Have you ever wondered why, despite the great advances in medicine? Are the number of people suffering from chronic lifestyle diseases increasing day by day? The very name “chronic lifestyle diseases” is the answer. One of the main causes of the global increase in disease is our way of life.

When we need help, we turn to drugs rather than lifestyle changes. However, no one seems to realize that if lifestyle is the cause, the disease can also be cured by making appropriate and systematic lifestyle changes.

What is functional nutrition?

Functional nutrition is the cornerstone of functional medicine, which uses root cause analysis to treat and/or prevent disease. Finding the underlying causes of disease outbreaks in such situations is the step to perform root cause analysis. Your blood test results will be compared to the optimal range by a functional dietitian. In contrast to the reference ranges calculated to represent the ranges of the average population, most of whom suffer from chronic diseases, the optimal ranges are the blood parameter ranges of healthy people.

By uncovering the underlying causes, functional dietitians can reverse disease through diet, lifestyle changes, detoxification, nutritional supplements, functional exercise, and other holistic methods.

ALSO READ | Career Wise: Paving Your Way To Success With A Job In The Games Industry

Functional Nutrition: Career Perspectives

To enter the field of functional nutrition, you must first obtain a degree or other certification. Numerous nutrition bachelor’s and master’s degree programs are offered around the world.
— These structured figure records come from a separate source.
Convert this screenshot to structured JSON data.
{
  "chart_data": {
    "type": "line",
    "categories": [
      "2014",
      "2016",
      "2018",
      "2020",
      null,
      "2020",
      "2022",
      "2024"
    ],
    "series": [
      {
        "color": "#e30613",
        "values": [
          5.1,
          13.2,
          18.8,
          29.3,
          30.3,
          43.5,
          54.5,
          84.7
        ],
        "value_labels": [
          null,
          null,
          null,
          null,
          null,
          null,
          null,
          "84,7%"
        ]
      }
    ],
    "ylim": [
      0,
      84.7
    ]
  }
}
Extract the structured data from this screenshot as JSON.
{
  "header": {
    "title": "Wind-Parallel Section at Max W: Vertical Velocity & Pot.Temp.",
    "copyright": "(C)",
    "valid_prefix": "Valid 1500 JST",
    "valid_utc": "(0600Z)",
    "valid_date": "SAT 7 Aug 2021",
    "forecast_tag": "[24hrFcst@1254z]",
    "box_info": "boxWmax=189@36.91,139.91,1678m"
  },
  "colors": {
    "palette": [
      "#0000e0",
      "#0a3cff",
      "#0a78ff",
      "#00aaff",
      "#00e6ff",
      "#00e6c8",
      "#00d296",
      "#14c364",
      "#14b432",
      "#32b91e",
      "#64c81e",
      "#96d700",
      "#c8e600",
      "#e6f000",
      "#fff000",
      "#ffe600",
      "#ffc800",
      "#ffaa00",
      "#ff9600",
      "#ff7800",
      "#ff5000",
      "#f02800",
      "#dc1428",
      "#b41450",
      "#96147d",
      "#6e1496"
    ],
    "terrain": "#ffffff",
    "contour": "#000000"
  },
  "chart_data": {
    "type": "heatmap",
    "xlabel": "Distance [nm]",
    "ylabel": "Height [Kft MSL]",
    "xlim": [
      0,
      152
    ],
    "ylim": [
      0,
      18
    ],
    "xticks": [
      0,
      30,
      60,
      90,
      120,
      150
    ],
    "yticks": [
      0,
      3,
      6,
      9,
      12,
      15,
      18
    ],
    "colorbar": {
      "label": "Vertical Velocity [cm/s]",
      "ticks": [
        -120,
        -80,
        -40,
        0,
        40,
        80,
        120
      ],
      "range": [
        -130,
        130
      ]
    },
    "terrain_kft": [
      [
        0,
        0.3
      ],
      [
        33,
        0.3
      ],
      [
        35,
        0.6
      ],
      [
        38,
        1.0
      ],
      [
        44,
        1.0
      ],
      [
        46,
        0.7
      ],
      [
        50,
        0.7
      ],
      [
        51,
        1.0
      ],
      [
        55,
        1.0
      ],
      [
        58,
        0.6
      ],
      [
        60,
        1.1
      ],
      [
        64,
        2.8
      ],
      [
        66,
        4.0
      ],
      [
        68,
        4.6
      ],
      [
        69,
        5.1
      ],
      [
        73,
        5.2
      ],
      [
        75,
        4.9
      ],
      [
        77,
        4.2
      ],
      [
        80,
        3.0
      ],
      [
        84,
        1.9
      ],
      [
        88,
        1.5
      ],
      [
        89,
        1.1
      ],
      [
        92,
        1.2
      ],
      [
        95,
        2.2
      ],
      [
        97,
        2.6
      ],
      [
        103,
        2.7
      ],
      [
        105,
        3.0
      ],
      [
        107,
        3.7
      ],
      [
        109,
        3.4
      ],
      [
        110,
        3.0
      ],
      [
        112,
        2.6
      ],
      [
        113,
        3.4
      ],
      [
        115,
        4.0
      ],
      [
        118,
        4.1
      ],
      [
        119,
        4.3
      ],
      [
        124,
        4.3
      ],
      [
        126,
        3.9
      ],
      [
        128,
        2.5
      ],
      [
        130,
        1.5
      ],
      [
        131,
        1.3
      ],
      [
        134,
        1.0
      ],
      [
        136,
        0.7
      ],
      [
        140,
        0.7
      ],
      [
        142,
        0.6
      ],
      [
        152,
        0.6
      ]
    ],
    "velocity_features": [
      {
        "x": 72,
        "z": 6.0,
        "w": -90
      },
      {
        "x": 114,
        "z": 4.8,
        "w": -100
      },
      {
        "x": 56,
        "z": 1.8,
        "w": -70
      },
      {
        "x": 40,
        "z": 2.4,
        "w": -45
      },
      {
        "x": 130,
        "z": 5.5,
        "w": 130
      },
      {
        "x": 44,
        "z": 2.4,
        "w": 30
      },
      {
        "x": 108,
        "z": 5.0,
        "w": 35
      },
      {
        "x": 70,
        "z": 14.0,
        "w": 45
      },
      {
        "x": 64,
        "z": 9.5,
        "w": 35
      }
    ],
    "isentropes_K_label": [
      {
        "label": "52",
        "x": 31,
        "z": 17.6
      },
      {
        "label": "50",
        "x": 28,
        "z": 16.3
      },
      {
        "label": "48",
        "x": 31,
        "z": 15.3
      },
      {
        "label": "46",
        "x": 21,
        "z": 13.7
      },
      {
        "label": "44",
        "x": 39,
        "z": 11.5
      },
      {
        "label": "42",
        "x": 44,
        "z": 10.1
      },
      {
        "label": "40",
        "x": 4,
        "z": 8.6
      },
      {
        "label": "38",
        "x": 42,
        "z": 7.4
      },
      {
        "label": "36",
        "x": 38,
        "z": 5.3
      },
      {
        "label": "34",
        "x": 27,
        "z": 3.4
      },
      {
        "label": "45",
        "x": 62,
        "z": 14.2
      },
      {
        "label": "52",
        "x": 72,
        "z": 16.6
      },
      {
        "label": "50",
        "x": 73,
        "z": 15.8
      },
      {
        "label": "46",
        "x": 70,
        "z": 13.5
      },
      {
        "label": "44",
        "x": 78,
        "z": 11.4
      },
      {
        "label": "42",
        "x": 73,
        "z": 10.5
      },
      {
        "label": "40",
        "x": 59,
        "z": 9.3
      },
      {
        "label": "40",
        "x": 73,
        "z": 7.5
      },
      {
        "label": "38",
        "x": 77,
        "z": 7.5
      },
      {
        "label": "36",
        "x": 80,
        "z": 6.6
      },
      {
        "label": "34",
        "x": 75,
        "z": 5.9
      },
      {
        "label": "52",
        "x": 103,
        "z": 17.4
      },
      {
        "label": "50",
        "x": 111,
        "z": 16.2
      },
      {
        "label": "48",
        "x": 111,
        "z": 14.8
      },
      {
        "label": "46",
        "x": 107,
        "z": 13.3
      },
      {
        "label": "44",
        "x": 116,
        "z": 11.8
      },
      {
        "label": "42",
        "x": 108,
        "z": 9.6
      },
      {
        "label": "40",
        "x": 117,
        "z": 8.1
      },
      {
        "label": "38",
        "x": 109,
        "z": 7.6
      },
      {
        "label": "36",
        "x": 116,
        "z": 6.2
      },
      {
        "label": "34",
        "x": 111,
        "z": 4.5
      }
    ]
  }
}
With a degree in functional nutrition, you can pursue a variety of careers. One of the most popular careers is that of a Functional Nutrition Program Consultant, Functional Dietitian, or Instructor. You can also pursue a career with qualifications, graduate and master’s degrees are not required.

Although the prerequisites for the career paths you can choose are the same, there is some flexibility in these occupations. For example, you can work more independently as a self-employed consultant. On the other hand, if you want a typical organizational structure, there are plenty of opportunities to work as professionals and educators.

Functional nutrition: an additional skill set

Students who want to become functional dietitians need a thorough understanding of the human body and how it works. Therefore, it is important to have a thorough understanding of blood parameters, how they relate to a patient’s illness or condition, and the treatments that can help correct them.

Another requirement for treating disease is complete knowledge of the disease, including its nature, symptoms, underlying causes, and abnormalities. In addition to that, it is helpful to be aware that there are treatment options other than diet and to know which treatment is best for a particular patient.

It takes very little skill to become a functional nutrition practitioner. they need:

— Ability to explain why something is important and to persuade someone to persevere in a difficult activity (proper diet, exercise, meditation).

— Program design expertise or ability to develop comprehensive clinically effective programs that patients can actually adhere to.

— We have our own clinical model and can clearly explain to each patient why they are not feeling well and how they can improve.

Read | Career Wise: A Guide to Becoming a Supply Chain Finance Professional

— Examples include the ability to motivate people to initiate and maintain lifestyle changes, the ability to associate each lifestyle change with lab values, and lifestyle coaching.

— Understanding how to assess human physiology and cell biology through laboratory work and the ability to analyze experimental results.

Focusing on your diet, exercise, sleep, and meditation routines requires putting your health at the top of your list of priorities. A basic principle that all functional dietitians must uphold is that everyone is different.